Visualizing Multivariate Cytokine Profiles in 2 Dimensions With Partial Least Squares Discriminant Analysis Projections

In semen, PLS projections showed a clear separation of cytokines between transmitters and nontransmitters (Figure 1A), which was supported by a statistically significant difference in the distribution of cytokines by transmission status (E = 19.77; P < .01). The PLS-DA procedure correctly classified all participants in the correct transmission group (BER = 0%; Supplementary Table S2A). The 2 latent variables from PLS-DA accounted for 49% of the variation in cytokine expression (LV1: 22% and LV2: 27%, respectively; Figure 1A).
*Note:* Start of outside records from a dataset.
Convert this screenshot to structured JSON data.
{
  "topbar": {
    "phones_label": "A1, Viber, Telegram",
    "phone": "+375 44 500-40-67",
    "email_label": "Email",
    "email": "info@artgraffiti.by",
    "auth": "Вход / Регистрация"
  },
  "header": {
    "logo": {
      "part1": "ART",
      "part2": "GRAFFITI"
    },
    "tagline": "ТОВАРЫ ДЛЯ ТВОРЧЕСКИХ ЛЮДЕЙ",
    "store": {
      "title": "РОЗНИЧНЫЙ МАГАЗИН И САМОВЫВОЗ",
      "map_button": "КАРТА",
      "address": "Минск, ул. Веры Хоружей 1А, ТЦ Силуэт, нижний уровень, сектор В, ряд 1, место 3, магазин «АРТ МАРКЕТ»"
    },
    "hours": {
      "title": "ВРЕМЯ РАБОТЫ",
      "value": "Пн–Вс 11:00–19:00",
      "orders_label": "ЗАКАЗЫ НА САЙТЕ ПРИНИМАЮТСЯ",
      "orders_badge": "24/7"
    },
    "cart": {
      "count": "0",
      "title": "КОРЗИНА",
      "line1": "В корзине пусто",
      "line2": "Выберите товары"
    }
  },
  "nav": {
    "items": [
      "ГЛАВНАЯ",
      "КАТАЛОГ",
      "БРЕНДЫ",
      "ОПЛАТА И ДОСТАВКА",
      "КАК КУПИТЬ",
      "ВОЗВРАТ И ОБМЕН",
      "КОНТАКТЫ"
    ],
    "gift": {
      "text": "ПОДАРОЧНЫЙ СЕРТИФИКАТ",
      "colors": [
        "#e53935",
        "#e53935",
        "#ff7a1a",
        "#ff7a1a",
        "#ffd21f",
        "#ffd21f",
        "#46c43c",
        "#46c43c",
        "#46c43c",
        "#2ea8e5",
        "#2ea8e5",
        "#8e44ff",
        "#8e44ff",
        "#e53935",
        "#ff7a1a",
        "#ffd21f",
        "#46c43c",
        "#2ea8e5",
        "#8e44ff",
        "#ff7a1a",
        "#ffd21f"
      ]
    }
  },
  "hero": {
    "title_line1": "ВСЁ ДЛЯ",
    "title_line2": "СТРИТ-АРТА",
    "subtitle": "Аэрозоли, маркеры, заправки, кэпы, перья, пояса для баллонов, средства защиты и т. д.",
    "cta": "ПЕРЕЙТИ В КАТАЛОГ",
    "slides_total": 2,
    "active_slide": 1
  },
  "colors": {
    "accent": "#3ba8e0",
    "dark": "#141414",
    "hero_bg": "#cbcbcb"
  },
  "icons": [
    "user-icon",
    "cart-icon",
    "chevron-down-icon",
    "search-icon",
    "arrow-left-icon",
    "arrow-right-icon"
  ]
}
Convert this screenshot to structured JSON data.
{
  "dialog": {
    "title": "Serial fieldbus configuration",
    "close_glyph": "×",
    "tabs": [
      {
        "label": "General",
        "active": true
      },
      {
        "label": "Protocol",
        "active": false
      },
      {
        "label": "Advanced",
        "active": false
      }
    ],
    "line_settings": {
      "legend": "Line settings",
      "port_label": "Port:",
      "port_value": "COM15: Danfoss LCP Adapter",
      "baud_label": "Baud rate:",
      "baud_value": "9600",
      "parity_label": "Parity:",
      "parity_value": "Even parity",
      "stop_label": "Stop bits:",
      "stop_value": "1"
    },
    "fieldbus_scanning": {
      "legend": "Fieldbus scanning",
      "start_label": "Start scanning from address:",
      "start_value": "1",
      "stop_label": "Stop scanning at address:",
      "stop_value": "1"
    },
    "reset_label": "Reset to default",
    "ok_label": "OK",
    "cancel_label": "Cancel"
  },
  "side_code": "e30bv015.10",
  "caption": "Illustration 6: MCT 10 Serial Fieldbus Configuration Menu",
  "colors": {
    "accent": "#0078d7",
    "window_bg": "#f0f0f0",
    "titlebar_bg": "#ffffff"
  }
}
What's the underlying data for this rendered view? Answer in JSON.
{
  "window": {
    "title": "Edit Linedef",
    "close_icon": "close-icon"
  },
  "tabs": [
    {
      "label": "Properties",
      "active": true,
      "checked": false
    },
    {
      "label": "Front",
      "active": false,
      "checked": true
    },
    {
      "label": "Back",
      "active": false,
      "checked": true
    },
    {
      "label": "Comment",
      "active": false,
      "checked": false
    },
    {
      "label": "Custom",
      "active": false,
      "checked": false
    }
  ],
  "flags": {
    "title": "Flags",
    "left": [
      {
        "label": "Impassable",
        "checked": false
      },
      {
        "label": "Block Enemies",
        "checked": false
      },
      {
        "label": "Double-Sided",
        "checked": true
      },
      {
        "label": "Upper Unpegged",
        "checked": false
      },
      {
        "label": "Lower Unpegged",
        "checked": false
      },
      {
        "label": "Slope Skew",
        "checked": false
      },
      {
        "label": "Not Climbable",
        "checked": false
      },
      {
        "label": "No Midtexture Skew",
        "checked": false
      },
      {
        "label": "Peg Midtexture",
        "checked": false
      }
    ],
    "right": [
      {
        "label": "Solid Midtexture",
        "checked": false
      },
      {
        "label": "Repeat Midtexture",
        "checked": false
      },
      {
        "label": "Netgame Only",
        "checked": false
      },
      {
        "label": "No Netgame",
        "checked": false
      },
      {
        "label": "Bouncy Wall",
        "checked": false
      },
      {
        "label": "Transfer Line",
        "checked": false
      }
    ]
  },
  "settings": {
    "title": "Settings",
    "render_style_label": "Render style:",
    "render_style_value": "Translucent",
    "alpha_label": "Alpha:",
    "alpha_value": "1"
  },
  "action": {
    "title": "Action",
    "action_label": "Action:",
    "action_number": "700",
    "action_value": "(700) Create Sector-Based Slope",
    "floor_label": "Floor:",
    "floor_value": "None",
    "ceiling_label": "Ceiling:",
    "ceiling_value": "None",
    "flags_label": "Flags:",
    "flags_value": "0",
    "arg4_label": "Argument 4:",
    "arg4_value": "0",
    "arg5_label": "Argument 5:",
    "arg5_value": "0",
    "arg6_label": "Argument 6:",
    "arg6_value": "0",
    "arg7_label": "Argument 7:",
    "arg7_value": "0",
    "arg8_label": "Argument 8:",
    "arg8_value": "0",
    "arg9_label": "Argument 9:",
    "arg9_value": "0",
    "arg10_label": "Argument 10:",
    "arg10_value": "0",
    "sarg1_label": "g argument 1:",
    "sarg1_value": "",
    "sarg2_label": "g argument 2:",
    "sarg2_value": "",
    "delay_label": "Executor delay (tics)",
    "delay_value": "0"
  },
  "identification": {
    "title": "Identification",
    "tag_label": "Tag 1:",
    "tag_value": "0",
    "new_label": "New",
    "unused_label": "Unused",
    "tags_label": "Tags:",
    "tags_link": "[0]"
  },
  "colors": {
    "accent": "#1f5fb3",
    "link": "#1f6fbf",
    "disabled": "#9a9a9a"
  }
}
The most important cytokines in discriminating the 2 groups (in descending order of importance) were interferon (IFN)-γ, interleukin (IL)-13, macrophage colony-stimulating factor (M-CSF), IL-17, granulocyte-macrophage colony-stimulating factor (GM-CSF), IL-4, IL-15, IL-16, IL-33, and eotaxin (Figure 2). Transmitters exhibited higher mean concentrations in IL-13, IL-15, and IL-33, and lower means in IFN-γ, IL-15, M-CSF, IL-17, GM-CSF, IL-4, IL-16, and eotaxin in semen (Supplementary Figure 1A).

Figure 1.

Figure 1.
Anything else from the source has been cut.